Тут она тихонько всхлипнула и затем застенчиво, словно делала это впервые в жизни, поцеловала Петра в губы. В ту же минуту за дверью послышались приближающиеся шаги, и Либуша, мгновенно обернувшись кошкой, вспрыгнула на окошко и исчезла, оставив на лице Петра следы своих слез.
ВЕСЕЛАЯ КАЗНЬ
Название chorea ballismus, или пляска святого Витта, пришло к нам из средневековья, когда наблюдались приступы плясовых движений, распространявшиеся с заразительностью эпидемий.
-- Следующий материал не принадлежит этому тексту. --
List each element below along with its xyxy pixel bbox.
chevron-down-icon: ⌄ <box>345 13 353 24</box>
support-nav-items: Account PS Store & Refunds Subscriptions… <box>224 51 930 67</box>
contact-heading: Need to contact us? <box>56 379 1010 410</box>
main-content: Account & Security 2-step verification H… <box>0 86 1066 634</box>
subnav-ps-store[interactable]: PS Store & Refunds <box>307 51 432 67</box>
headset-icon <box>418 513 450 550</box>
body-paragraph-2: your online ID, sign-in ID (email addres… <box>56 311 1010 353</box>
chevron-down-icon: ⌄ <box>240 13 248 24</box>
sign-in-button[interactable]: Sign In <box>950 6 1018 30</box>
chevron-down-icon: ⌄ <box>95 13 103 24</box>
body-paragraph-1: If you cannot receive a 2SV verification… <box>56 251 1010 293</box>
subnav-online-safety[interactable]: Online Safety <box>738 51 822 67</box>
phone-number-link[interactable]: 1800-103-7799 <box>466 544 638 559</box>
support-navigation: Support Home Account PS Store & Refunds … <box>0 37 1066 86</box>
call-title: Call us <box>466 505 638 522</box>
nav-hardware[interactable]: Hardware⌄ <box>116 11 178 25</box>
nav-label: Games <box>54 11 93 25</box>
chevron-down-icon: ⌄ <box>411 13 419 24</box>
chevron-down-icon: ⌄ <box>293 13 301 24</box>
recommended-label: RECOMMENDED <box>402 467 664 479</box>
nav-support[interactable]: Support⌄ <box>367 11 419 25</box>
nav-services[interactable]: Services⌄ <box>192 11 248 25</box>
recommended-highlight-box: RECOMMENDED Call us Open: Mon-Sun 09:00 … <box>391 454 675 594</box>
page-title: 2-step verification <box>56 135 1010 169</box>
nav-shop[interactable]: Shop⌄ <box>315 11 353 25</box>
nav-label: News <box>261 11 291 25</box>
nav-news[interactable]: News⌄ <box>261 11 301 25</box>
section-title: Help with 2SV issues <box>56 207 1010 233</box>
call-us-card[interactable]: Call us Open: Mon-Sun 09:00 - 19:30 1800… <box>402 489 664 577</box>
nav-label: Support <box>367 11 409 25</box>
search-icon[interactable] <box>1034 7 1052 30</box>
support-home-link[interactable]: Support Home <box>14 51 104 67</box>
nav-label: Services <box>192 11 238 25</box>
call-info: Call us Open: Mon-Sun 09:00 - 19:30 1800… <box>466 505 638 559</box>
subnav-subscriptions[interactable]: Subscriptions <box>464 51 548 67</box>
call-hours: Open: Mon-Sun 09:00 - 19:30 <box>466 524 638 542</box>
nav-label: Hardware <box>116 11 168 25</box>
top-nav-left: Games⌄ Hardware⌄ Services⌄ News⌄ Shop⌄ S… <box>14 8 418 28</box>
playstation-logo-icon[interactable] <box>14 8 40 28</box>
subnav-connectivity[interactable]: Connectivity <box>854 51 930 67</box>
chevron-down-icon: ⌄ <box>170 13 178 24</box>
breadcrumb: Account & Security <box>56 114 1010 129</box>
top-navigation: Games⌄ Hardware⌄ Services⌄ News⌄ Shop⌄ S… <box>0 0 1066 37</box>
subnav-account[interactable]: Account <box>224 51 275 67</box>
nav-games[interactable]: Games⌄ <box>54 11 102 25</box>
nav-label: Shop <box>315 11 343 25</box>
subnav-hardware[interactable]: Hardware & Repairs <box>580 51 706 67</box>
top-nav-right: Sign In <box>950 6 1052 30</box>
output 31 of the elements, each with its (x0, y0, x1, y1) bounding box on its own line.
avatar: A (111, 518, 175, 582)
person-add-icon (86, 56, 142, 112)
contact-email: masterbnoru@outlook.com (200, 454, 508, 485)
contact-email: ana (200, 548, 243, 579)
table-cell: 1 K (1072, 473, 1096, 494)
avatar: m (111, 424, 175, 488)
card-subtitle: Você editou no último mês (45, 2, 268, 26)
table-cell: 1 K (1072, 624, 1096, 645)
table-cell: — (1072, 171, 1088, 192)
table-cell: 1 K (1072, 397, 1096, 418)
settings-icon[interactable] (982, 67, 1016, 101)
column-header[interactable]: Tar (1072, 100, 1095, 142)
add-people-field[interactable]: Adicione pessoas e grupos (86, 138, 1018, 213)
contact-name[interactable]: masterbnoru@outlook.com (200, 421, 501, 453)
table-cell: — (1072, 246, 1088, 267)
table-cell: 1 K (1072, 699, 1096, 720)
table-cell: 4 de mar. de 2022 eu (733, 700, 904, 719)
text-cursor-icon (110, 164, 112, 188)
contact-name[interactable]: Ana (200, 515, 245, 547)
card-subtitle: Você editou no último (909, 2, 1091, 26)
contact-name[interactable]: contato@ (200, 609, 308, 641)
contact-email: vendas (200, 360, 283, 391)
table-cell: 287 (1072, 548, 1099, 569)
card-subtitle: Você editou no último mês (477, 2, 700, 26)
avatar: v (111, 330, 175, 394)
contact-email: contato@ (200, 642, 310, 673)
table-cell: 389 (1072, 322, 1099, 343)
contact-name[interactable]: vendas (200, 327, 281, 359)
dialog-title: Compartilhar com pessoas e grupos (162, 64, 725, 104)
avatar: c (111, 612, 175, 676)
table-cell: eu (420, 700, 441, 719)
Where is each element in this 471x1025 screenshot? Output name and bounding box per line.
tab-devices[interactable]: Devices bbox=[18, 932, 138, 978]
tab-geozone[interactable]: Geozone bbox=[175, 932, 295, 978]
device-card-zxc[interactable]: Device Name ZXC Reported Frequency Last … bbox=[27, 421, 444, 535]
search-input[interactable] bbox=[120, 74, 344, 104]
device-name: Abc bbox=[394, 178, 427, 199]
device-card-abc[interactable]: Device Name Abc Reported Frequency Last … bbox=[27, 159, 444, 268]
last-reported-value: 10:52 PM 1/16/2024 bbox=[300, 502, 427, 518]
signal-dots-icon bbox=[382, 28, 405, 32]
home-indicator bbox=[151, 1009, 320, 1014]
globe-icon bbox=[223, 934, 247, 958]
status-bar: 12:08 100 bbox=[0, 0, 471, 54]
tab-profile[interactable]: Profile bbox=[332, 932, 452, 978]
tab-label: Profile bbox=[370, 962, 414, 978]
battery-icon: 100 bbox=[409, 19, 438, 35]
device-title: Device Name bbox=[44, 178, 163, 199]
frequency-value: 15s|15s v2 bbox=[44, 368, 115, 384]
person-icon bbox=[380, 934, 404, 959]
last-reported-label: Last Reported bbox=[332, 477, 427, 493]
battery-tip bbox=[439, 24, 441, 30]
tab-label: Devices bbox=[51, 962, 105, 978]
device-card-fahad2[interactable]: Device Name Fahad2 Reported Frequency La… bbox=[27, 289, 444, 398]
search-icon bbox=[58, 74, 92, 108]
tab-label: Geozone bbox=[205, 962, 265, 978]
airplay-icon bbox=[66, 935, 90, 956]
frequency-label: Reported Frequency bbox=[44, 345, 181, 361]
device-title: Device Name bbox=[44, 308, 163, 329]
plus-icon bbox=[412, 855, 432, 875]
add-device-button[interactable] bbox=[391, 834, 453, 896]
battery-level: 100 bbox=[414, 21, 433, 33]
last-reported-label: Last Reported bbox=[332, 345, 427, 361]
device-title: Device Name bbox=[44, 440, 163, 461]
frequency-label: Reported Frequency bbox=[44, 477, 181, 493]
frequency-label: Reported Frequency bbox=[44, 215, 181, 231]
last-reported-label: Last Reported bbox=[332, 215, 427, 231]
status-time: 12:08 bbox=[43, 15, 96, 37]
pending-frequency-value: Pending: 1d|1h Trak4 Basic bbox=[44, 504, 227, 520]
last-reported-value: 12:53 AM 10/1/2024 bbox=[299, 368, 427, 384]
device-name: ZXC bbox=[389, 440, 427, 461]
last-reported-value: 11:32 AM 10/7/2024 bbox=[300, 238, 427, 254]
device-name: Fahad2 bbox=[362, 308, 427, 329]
В другом подобающем месте мы уже упоминали, что Кемптен в ту пору был — и еще долго после оставался — двойным городом: имперский Старый Кемптен, исповедовавший протестантство, и католический Новый Кемптен, отделенный от Старого зубчатой стеной. Имперский Кемптен управлялся городским советом, католический подлежал юрисдикции князя-настоятеля бенедиктинского монастыря святого Гавла — мужа строгого, известного под прозвищем Малифлюус.
Понятно — ибо это вполне отвечает человеческой натуре, которая, как известно, всегда тяготела к раздорам, — что между советом имперского Кемптена и князем-настоятелем вечно происходили ссоры, свары, трения и несогласия, приводившие к тому, что обе стороны намеренно делали все назло друг другу, вследствие чего жители обоих городов, а также деревень, подданных Старому или Новому Кемптену, сильно страдали от постоянной напряженности. Поэтому, когда городской совет Старого города, с целью положить конец учащающимся зверствам, объявил, в непривычном и редкостном согласии с князем-настоятелем Малифлюусом, военное положение, распространив его на весь округ независимо от принадлежности к той или иной части Кемптена, распоряжение это было встречено всеобщим ликованием. Мнение толпы всегда склонно преувеличивать и доброе, и злое, частную удачу считать окончательной, а частную неудачу — тотальной катастрофой; поэтому теперь, когда главы Старого и Нового города энергично протянули друг другу руки, всякий готов был поверить, что теперь-то уж в округе навсегда воцарится мир, все грабители, бандиты и мародеры, бледнея от страха, будут обходить кемптенские владения на почтительном расстоянии, так что дочери этого плодородного сельского края снова смогут без опаски выгонять на пастбище свиней и рогатый скот, влюбленные парочки будут, как встарь, искать укрытия в шепчущей сени рощ и садов, а добрые торговцы смогут беззаботно и радостно возвращаться с ярмарок, унося домой покупки и выручку. Ну-с, когда вслед за этой новостью последовала еще более приятная, а именно, что в Старом городе схвачен убийца мельника Штера и завтра, на страх всем злодеям, будет казнен с неслыханной жестокостью, — то это было встречено не просто с радостью, а с восторгом и взрывом всеобщей любви к отцам обоих городов, совместный гениальный шахматный ход которых оказался таким удачным; а то, как синхронно они ударили кулаком по столу, произвело на редкость впечатляющий гром.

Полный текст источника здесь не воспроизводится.